Sure it was thrilling; so was ice-skating across a thawing lake.

“What about the new baby being born sick,” I asked, “what are the chances of that?”

Dr. Koerper picked up Gracie’s chart and held it against her chest like a shield. “Well, as we’ve discussed, it’s difficult to say without a diagnosis. Until we know what is causing her symptoms, we can’t calculate genetic heredity.”

Here, for once, Brian emerged as the optimist. “But we have a one in four chance that the new baby will be a match for her. Right?”

Dr. Koerper looked visibly relieved to be back in safe waters. “Yes, a twenty-five percent chance,” she said, “that the baby will be a perfect HLA match, and you’ll be able to cure Amelia-Grace.” She looked so happy at this prospect, saying the words cure Amelia-Grace aloud, that I was moved. Dr. Koerper cared. As frustrating as it was to get her on the phone, as much as I resented her many false starts at a diagnosis and her unrelenting optimism, she had this rare trait: at her core, she cared. She was with us, shoulder to shoulder, in our hopes for a healthy daughter.

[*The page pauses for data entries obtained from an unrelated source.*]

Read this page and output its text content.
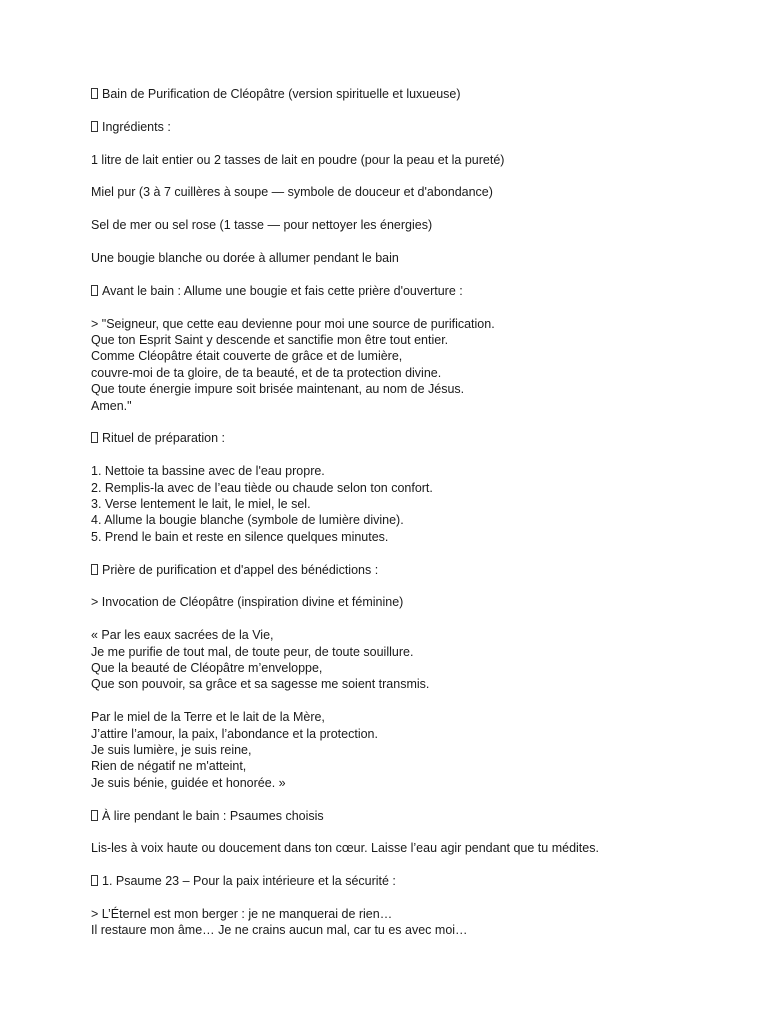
Bain de Purification de Cléopâtre (version spirituelle et luxueuse)
Ingrédients :
1 litre de lait entier ou 2 tasses de lait en poudre (pour la peau et la pureté)
Miel pur (3 à 7 cuillères à soupe — symbole de douceur et d'abondance)
Sel de mer ou sel rose (1 tasse — pour nettoyer les énergies)
Une bougie blanche ou dorée à allumer pendant le bain
Avant le bain : Allume une bougie et fais cette prière d'ouverture :
> "Seigneur, que cette eau devienne pour moi une source de purification.
Que ton Esprit Saint y descende et sanctifie mon être tout entier.
Comme Cléopâtre était couverte de grâce et de lumière,
couvre-moi de ta gloire, de ta beauté, et de ta protection divine.
Que toute énergie impure soit brisée maintenant, au nom de Jésus.
Amen."
Rituel de préparation :
1. Nettoie ta bassine avec de l'eau propre.
2. Remplis-la avec de l’eau tiède ou chaude selon ton confort.
3. Verse lentement le lait, le miel, le sel.
4. Allume la bougie blanche (symbole de lumière divine).
5. Prend le bain et reste en silence quelques minutes.
Prière de purification et d'appel des bénédictions :
> Invocation de Cléopâtre (inspiration divine et féminine)
« Par les eaux sacrées de la Vie,
Je me purifie de tout mal, de toute peur, de toute souillure.
Que la beauté de Cléopâtre m’enveloppe,
Que son pouvoir, sa grâce et sa sagesse me soient transmis.
Par le miel de la Terre et le lait de la Mère,
J’attire l’amour, la paix, l’abondance et la protection.
Je suis lumière, je suis reine,
Rien de négatif ne m'atteint,
Je suis bénie, guidée et honorée. »
À lire pendant le bain : Psaumes choisis
Lis-les à voix haute ou doucement dans ton cœur. Laisse l’eau agir pendant que tu médites.
1. Psaume 23 – Pour la paix intérieure et la sécurité :
> L’Éternel est mon berger : je ne manquerai de rien…
Il restaure mon âme… Je ne crains aucun mal, car tu es avec moi…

We drove home in silence, thinking side by side.

Our new baby might provide a bone marrow match that could cure Amelia-Grace. Our new baby might be born with the same enragingly undiagnosable blood disease. Or our new baby might be born both sick and a match. In which case, tragically, being sick would render the match useless. We were back to the same unsolvable calculus that had made us decide against this plan.

A new unspooling ribbon of worry laced through every act; it was no longer just how can we cure Gracie but what if the new baby is born sick?